I have a question about what would be the proper way to do my differential gene expression analysis.
Situation 1 Let's say I have an experiment where I have three conditions A (control), B (stimulation 1) and C (stimulation 2) which each 5 replicates.I only want to test if there are deferentially expressed genes between A&B and A&C, I don't care about the difference between B and C.
What is the proper way to do the differential gene expression analysis. Should I take all three conditions into my DGE list object, and do normalization and dispersion estimation with the data of all three conditions and then only at the glmTest phase indicate that I want to test between A&B and A&C. This seems odd to me, as while testing for A&B, the estimated dispersion that I am using in the model was also based on the data of condition C which is no relevant for this comparison.
Alternatively, I could first subset my data to only include data from condition A and B before I do my dispersion estimates, then calculate the dispersion and then my glmtest between A and B. The the dispersion estimated that I use are only based on the data from A and B, which makes more sense to me.
For the comparison between A&C I will do the same, so first subset for A&C and then dispersion estimates and test.

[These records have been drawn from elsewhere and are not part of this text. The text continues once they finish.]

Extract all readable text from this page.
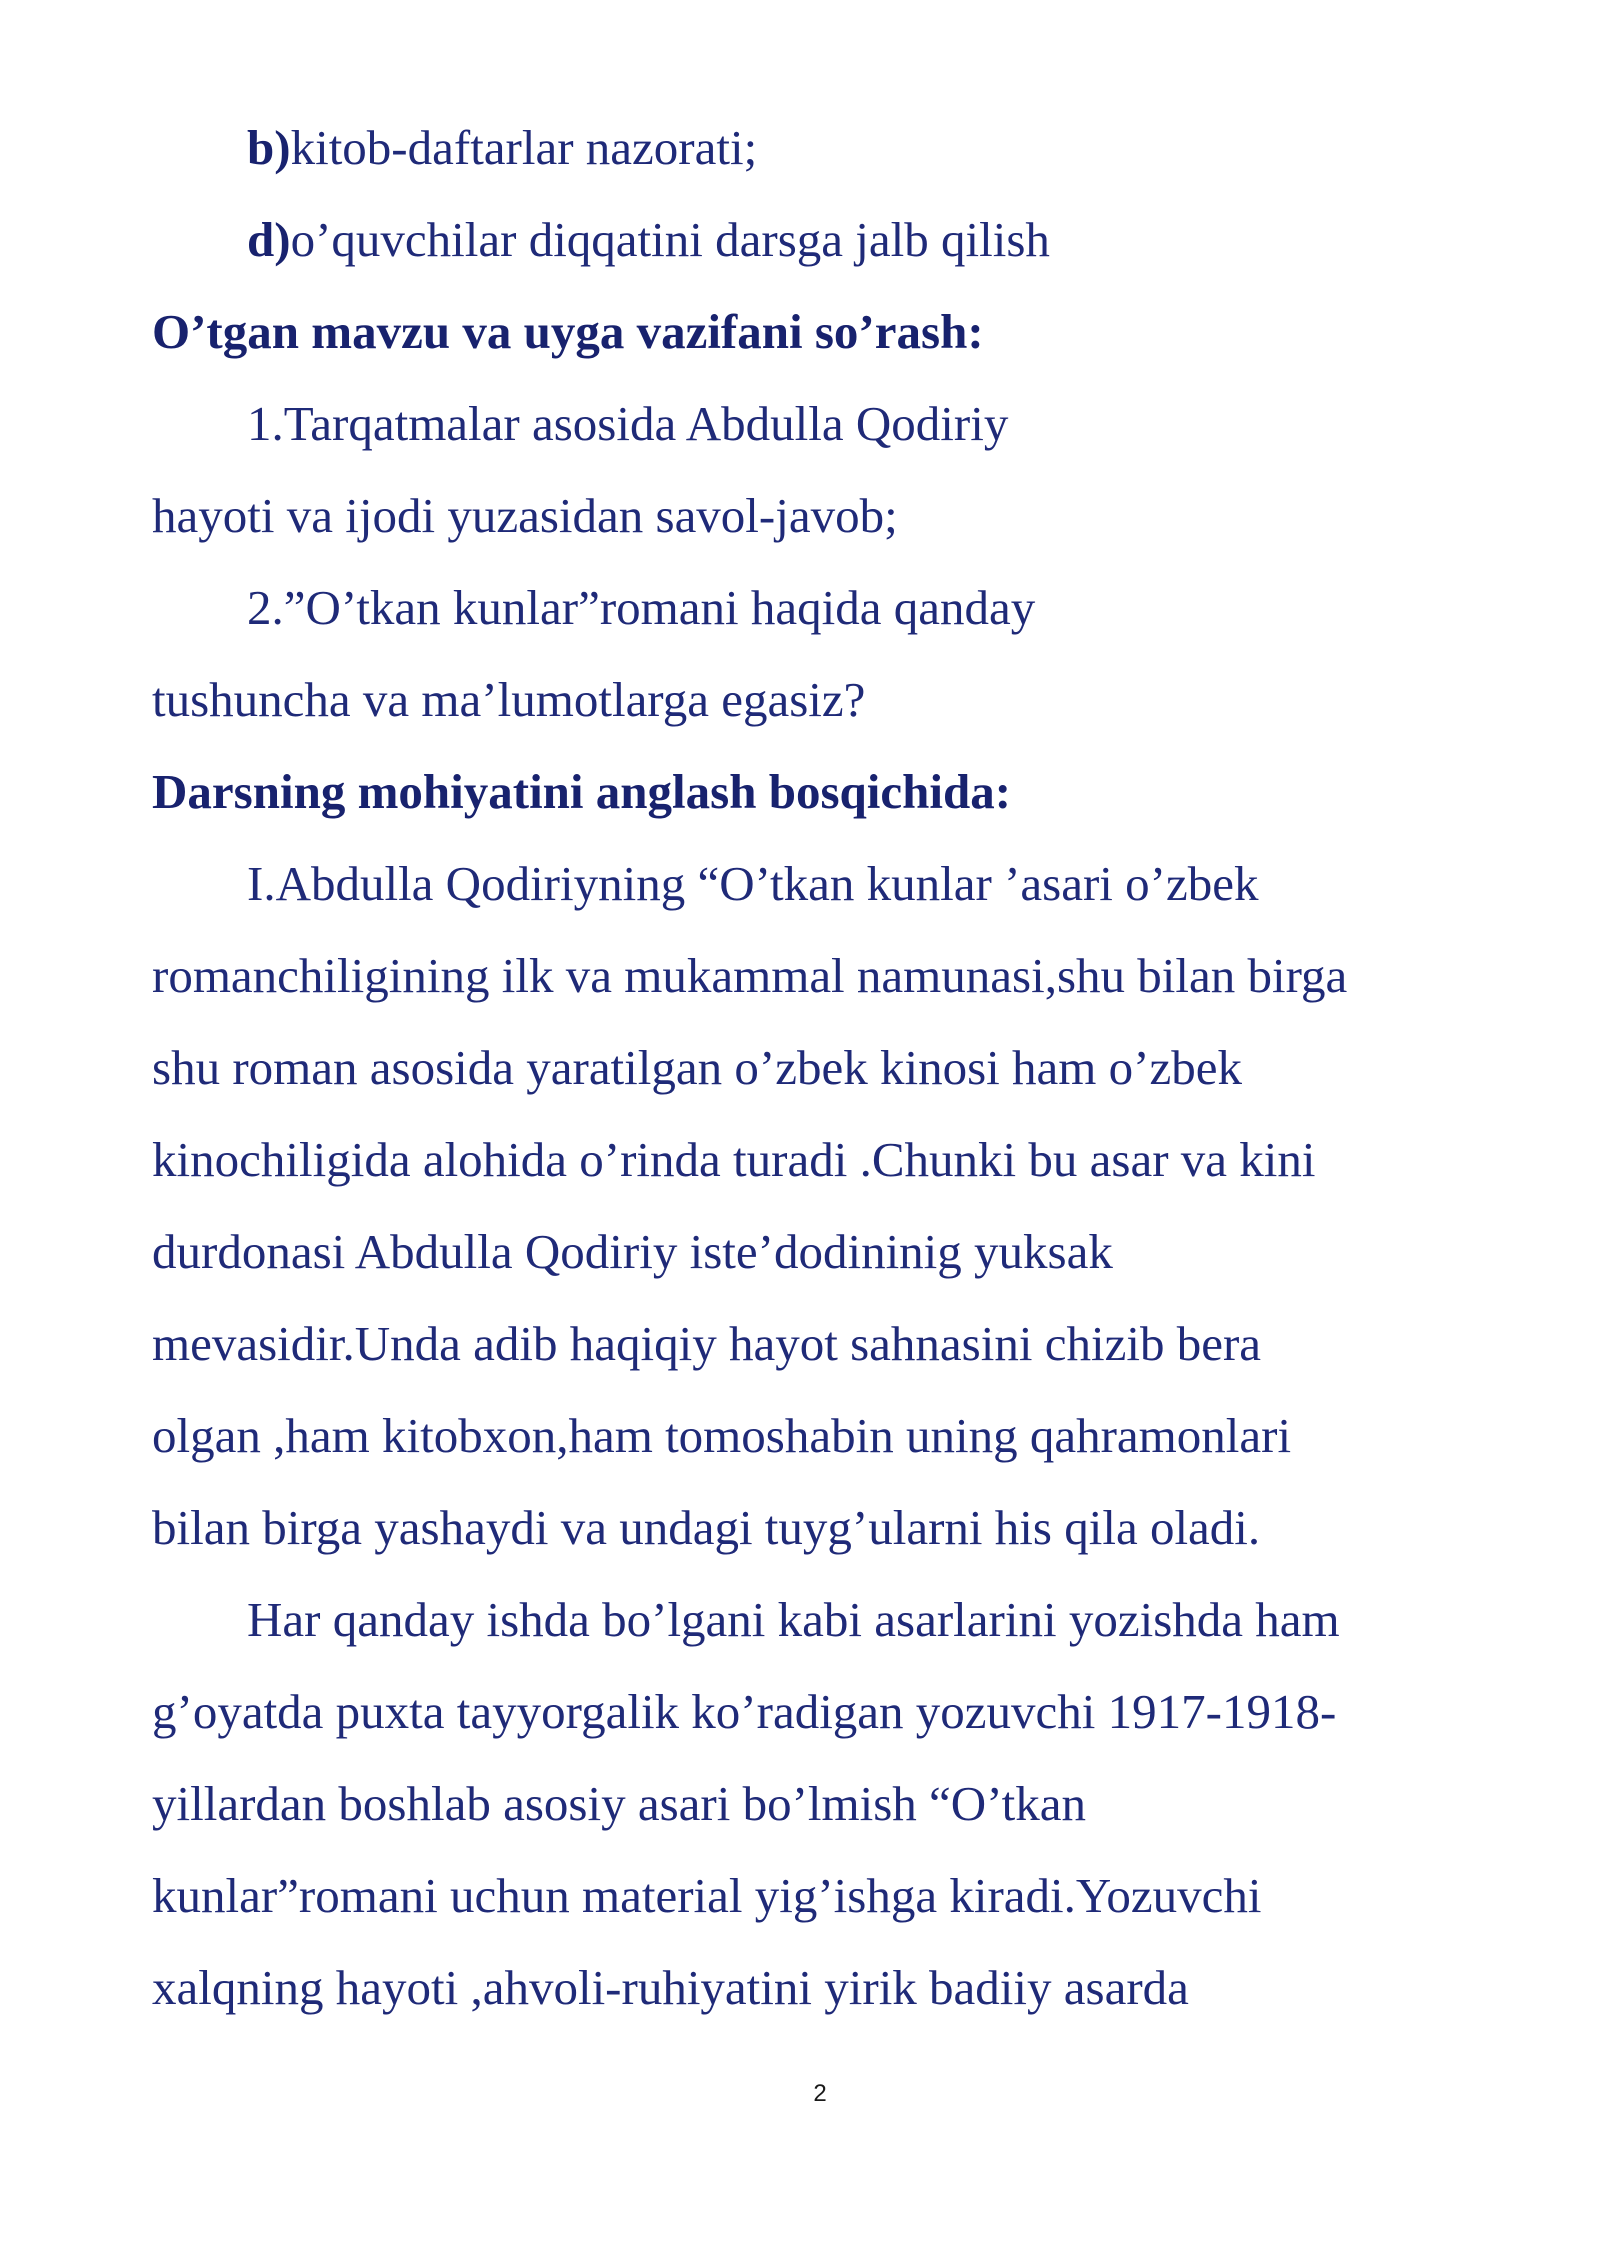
b)kitob-daftarlar nazorati;
d)o’quvchilar diqqatini darsga jalb qilish
O’tgan mavzu va uyga vazifani so’rash:
1.Tarqatmalar asosida Abdulla Qodiriy
hayoti va ijodi yuzasidan savol-javob;
2.”O’tkan kunlar”romani haqida qanday
tushuncha va ma’lumotlarga egasiz?
Darsning mohiyatini anglash bosqichida:
I.Abdulla Qodiriyning “O’tkan kunlar ’asari o’zbek
romanchiligining ilk va mukammal namunasi,shu bilan birga
shu roman asosida yaratilgan o’zbek kinosi ham o’zbek
kinochiligida alohida o’rinda turadi .Chunki bu asar va kini
durdonasi Abdulla Qodiriy iste’dodininig yuksak
mevasidir.Unda adib haqiqiy hayot sahnasini chizib bera
olgan ,ham kitobxon,ham tomoshabin uning qahramonlari
bilan birga yashaydi va undagi tuyg’ularni his qila oladi.
Har qanday ishda bo’lgani kabi asarlarini yozishda ham
g’oyatda puxta tayyorgalik ko’radigan yozuvchi 1917-1918-
yillardan boshlab asosiy asari bo’lmish “O’tkan
kunlar”romani uchun material yig’ishga kiradi.Yozuvchi
xalqning hayoti ,ahvoli-ruhiyatini yirik badiiy asarda
2
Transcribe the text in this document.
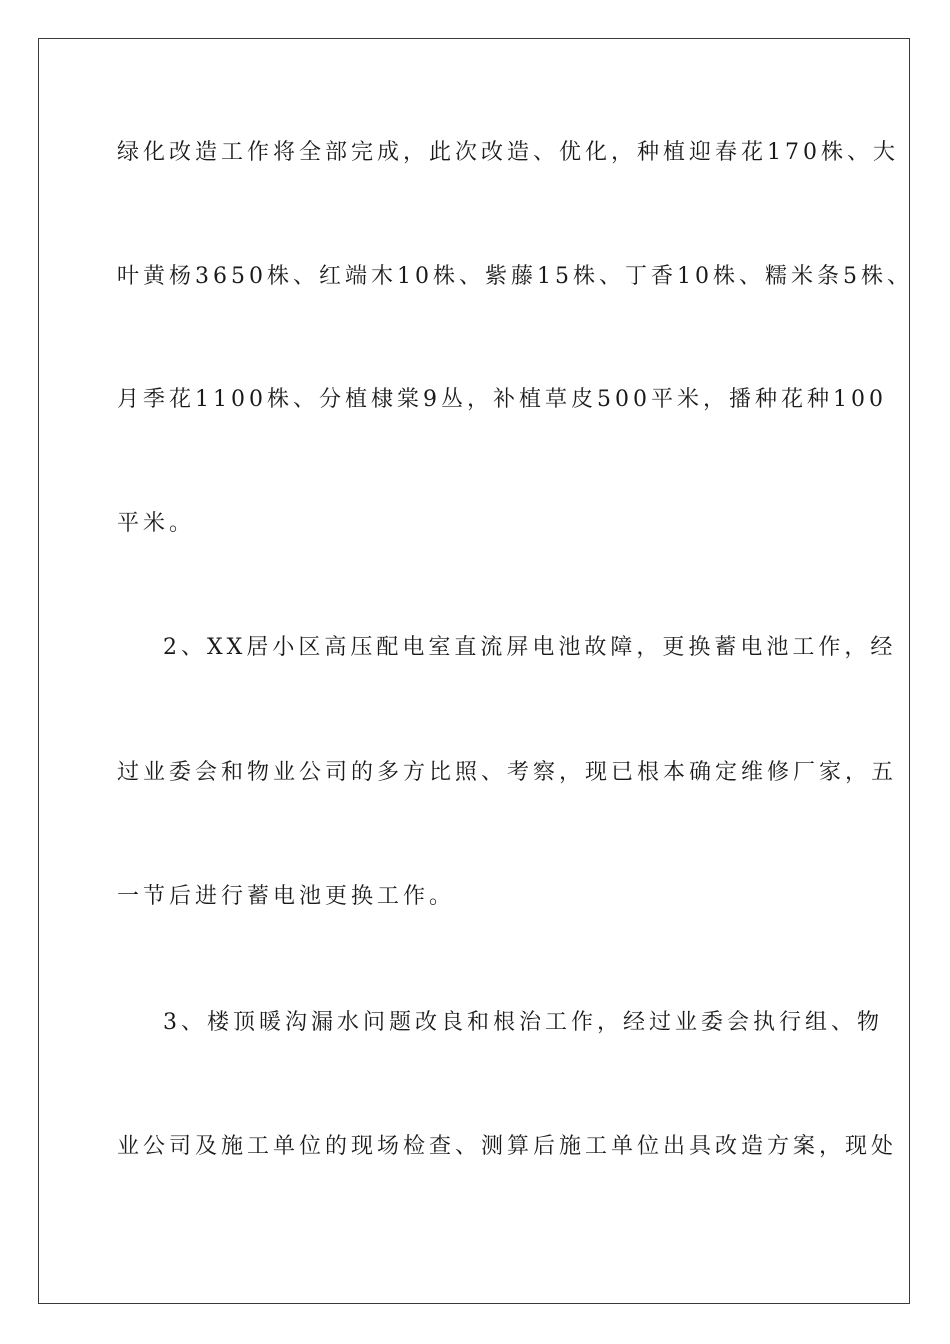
绿化改造工作将全部完成，此次改造、优化，种植迎春花170株、大
叶黄杨3650株、红端木10株、紫藤15株、丁香10株、糯米条5株、
月季花1100株、分植棣棠9丛，补植草皮500平米，播种花种100
平米。
2、XX居小区高压配电室直流屏电池故障，更换蓄电池工作，经
过业委会和物业公司的多方比照、考察，现已根本确定维修厂家，五
一节后进行蓄电池更换工作。
3、楼顶暖沟漏水问题改良和根治工作，经过业委会执行组、物
业公司及施工单位的现场检查、测算后施工单位出具改造方案，现处
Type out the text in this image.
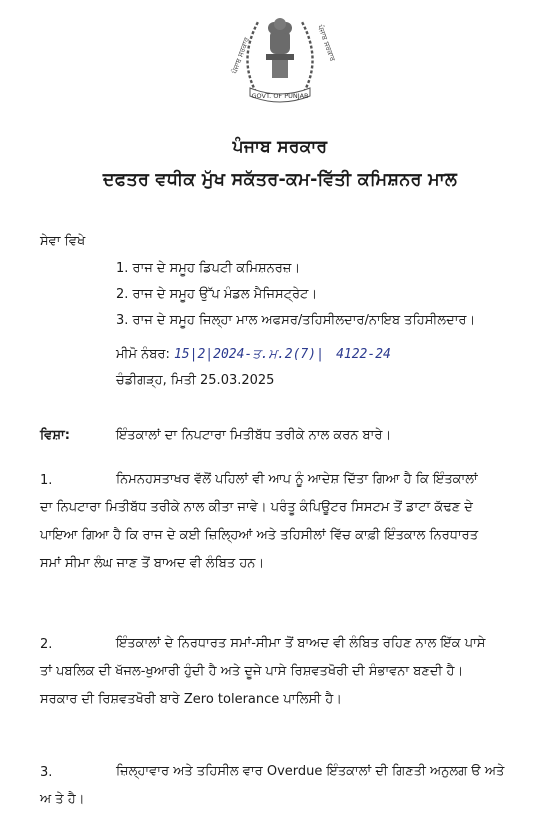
ਪੰਜਾਬ ਸਰਕਾਰ	ਪੰਜਾਬ ਸਰਕਾਰ
GOVT. OF PUNJAB
ਪੰਜਾਬ ਸਰਕਾਰ
ਦਫਤਰ ਵਧੀਕ ਮੁੱਖ ਸਕੱਤਰ-ਕਮ-ਵਿੱਤੀ ਕਮਿਸ਼ਨਰ ਮਾਲ
ਸੇਵਾ ਵਿਖੇ
1. ਰਾਜ ਦੇ ਸਮੂਹ ਡਿਪਟੀ ਕਮਿਸ਼ਨਰਜ਼।
2. ਰਾਜ ਦੇ ਸਮੂਹ ਉੱਪ ਮੰਡਲ ਮੈਜਿਸਟ੍ਰੇਟ।
3. ਰਾਜ ਦੇ ਸਮੂਹ ਜਿਲ੍ਹਾ ਮਾਲ ਅਫਸਰ/ਤਹਿਸੀਲਦਾਰ/ਨਾਇਬ ਤਹਿਸੀਲਦਾਰ।
ਮੀਮੋ ਨੰਬਰ: 15|2|2024-ਤ.ਮ.2(7)| 4122-24
ਚੰਡੀਗੜ੍ਹ, ਮਿਤੀ 25.03.2025
ਵਿਸ਼ਾ:	ਇੰਤਕਾਲਾਂ ਦਾ ਨਿਪਟਾਰਾ ਮਿਤੀਬੱਧ ਤਰੀਕੇ ਨਾਲ ਕਰਨ ਬਾਰੇ।
1.	ਨਿਮਨਹਸਤਾਖਰ ਵੱਲੋਂ ਪਹਿਲਾਂ ਵੀ ਆਪ ਨੂੰ ਆਦੇਸ਼ ਦਿੱਤਾ ਗਿਆ ਹੈ ਕਿ ਇੰਤਕਾਲਾਂ
ਦਾ ਨਿਪਟਾਰਾ ਮਿਤੀਬੱਧ ਤਰੀਕੇ ਨਾਲ ਕੀਤਾ ਜਾਵੇ। ਪਰੰਤੂ ਕੰਪਿਊਟਰ ਸਿਸਟਮ ਤੋਂ ਡਾਟਾ ਕੱਢਣ ਦੇ
ਪਾਇਆ ਗਿਆ ਹੈ ਕਿ ਰਾਜ ਦੇ ਕਈ ਜ਼ਿਲ੍ਹਿਆਂ ਅਤੇ ਤਹਿਸੀਲਾਂ ਵਿੱਚ ਕਾਫ਼ੀ ਇੰਤਕਾਲ ਨਿਰਧਾਰਤ
ਸਮਾਂ ਸੀਮਾ ਲੰਘ ਜਾਣ ਤੋਂ ਬਾਅਦ ਵੀ ਲੰਬਿਤ ਹਨ।
2.	ਇੰਤਕਾਲਾਂ ਦੇ ਨਿਰਧਾਰਤ ਸਮਾਂ-ਸੀਮਾ ਤੋਂ ਬਾਅਦ ਵੀ ਲੰਬਿਤ ਰਹਿਣ ਨਾਲ ਇੱਕ ਪਾਸੇ
ਤਾਂ ਪਬਲਿਕ ਦੀ ਖੱਜਲ-ਖੁਆਰੀ ਹੁੰਦੀ ਹੈ ਅਤੇ ਦੂਜੇ ਪਾਸੇ ਰਿਸ਼ਵਤਖੋਰੀ ਦੀ ਸੰਭਾਵਨਾ ਬਣਦੀ ਹੈ।
ਸਰਕਾਰ ਦੀ ਰਿਸ਼ਵਤਖੋਰੀ ਬਾਰੇ Zero tolerance ਪਾਲਿਸੀ ਹੈ।
3.	ਜ਼ਿਲ੍ਹਾਵਾਰ ਅਤੇ ਤਹਿਸੀਲ ਵਾਰ Overdue ਇੰਤਕਾਲਾਂ ਦੀ ਗਿਣਤੀ ਅਨੁਲਗ ੳ ਅਤੇ
ਅ ਤੇ ਹੈ।
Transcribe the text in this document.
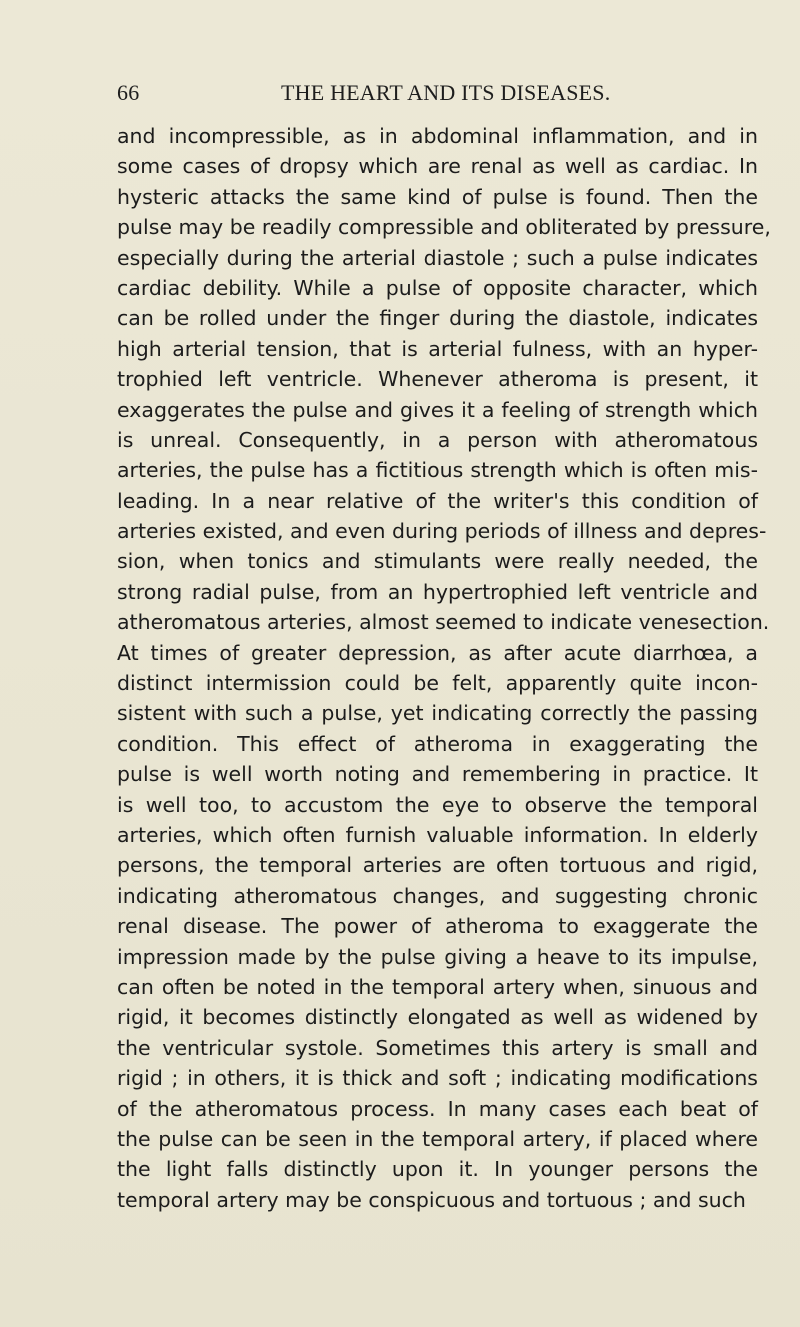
66	THE HEART AND ITS DISEASES.
and incompressible, as in abdominal inflammation, and in
some cases of dropsy which are renal as well as cardiac. In
hysteric attacks the same kind of pulse is found. Then the
pulse may be readily compressible and obliterated by pressure,
especially during the arterial diastole ; such a pulse indicates
cardiac debility. While a pulse of opposite character, which
can be rolled under the finger during the diastole, indicates
high arterial tension, that is arterial fulness, with an hyper-
trophied left ventricle. Whenever atheroma is present, it
exaggerates the pulse and gives it a feeling of strength which
is unreal. Consequently, in a person with atheromatous
arteries, the pulse has a fictitious strength which is often mis-
leading. In a near relative of the writer's this condition of
arteries existed, and even during periods of illness and depres-
sion, when tonics and stimulants were really needed, the
strong radial pulse, from an hypertrophied left ventricle and
atheromatous arteries, almost seemed to indicate venesection.
At times of greater depression, as after acute diarrhœa, a
distinct intermission could be felt, apparently quite incon-
sistent with such a pulse, yet indicating correctly the passing
condition. This effect of atheroma in exaggerating the
pulse is well worth noting and remembering in practice. It
is well too, to accustom the eye to observe the temporal
arteries, which often furnish valuable information. In elderly
persons, the temporal arteries are often tortuous and rigid,
indicating atheromatous changes, and suggesting chronic
renal disease. The power of atheroma to exaggerate the
impression made by the pulse giving a heave to its impulse,
can often be noted in the temporal artery when, sinuous and
rigid, it becomes distinctly elongated as well as widened by
the ventricular systole. Sometimes this artery is small and
rigid ; in others, it is thick and soft ; indicating modifications
of the atheromatous process. In many cases each beat of
the pulse can be seen in the temporal artery, if placed where
the light falls distinctly upon it. In younger persons the
temporal artery may be conspicuous and tortuous ; and such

Situation 2 Here I have four A,B,C,D where I only want to test between A&B and C&D (biologically it does not make any sense to do any other comparisons). But the data was acquired in one experiment and also the samples were sequenced together and are part of the same story let's say. Basically, the same situation as above, only here the control are not shared between the two comparisons.
Again, should I put the data from all four conditions together in a DGE list, then calculate the dispersion based on the data of all four conditions and then only in the GLM test phase indicate that I want to test A&B and C&D. Again I have the same doubt about this approach. If I do it like this, when testing between A&B, the dispersion estimates that I use are also based on the data from C&D which then would influence the results. Also, I consider the comparisons between A&B and C&D as independent experiments that happened to be collected during the same day and sequenced in the same batch.
Again, alternatively, I could subset my data for A&B before calculating the dispersion (like described above)
The thing is that the number of genes that are deferentially expressed differs between the two methods, so that is why I am curious what would be the most valid way to do this (in both scenarios)?
I am curious what you would suggest as most appropriate approach.